SLC39A8 is a membrane transporter responsible for manganese uptake into the cell. Via whole-exome sequencing, we studied a child that presented with cranial asymmetry, severe infantile spasms with hypsarrhythmia, and dysproportionate dwarfism. Analysis of transferrin glycosylation revealed severe dysglycosylation corresponding to a type II congenital disorder of glycosylation (CDG) and the blood manganese levels were below the detection limit. The variants c.112G>C (p.Gly38Arg) and c.1019T>A (p.Ile340Asn) were identified in SLC39A8. A second individual with the variants c.97G>A (p.Val33Met) and c.1004G>C (p.Ser335Thr) on the paternal allele and c.610G>T (p.Gly204Cys) on the maternal allele was identified among a group of unresolved case subjects with CDG. These data demonstrate that variants in SLC39A8 impair the function of manganese-dependent enzymes, most notably ß-1,4-galactosyltransferase, a Golgi enzyme essential for biosynthesis of the carbohydrate part of glycoproteins. Impaired galactosylation leads to a severe disorder with deformed skull, severe seizures, short limbs, profound psychomotor retardation, and hearing loss. Oral galactose supplementation is a treatment option and results in complete normalization of glycosylation. SLC39A8 deficiency links a trace element deficiency with inherited glycosylation disorders.

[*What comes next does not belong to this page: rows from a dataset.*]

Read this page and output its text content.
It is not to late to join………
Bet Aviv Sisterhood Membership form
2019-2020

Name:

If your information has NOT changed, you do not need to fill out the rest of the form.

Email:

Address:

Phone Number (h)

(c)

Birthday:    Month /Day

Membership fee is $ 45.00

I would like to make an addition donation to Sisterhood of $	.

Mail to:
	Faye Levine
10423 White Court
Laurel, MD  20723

Transferrin variants: pitfalls in the diagnostics of Congenital disorders of glycosylation.

OBJECTIVES: Transferrin variants can hinder the diagnostic process in cases of suspected Congenital disorders of glycosylation which affect N-Glycosylation. In addition they can impair the use of Carbohydrate deficient Transferrin as a biomarker for chronic alcohol abuse, in which Asialo-Transferrin and Disialo-Transferrin are increased. We present a novel transferrin variant as well as an overview of transferrin mutations found at our laboratory. DESIGN AND METHODS: Blood samples from patients with suspected CDG were analyzed using the standard diagnostic procedures of Isoelectric focusing and High-performance liquid chromatography as well as the additional procedures of neuraminidase digestion of glycans and Electrospray ionization time-of-flight mass spectrometry (ESI-TOF MS). RESULTS: Four known and one previously unreported transferrin variants were identified. Neuraminidase digestion and ESI-TOF MS revealed changes in charge of the transferrin molecules while the glycosylation status was found to be normal. CONCLUSION: Transferrin variants are pitfalls in the diagnostics of CDG. The found variants change the charge of the transferrin molecule, thus affecting the standard diagnostic procedures. Neuraminidase digestion as well as ESI-TOF MS can identify variants and mutations in a laboratory context.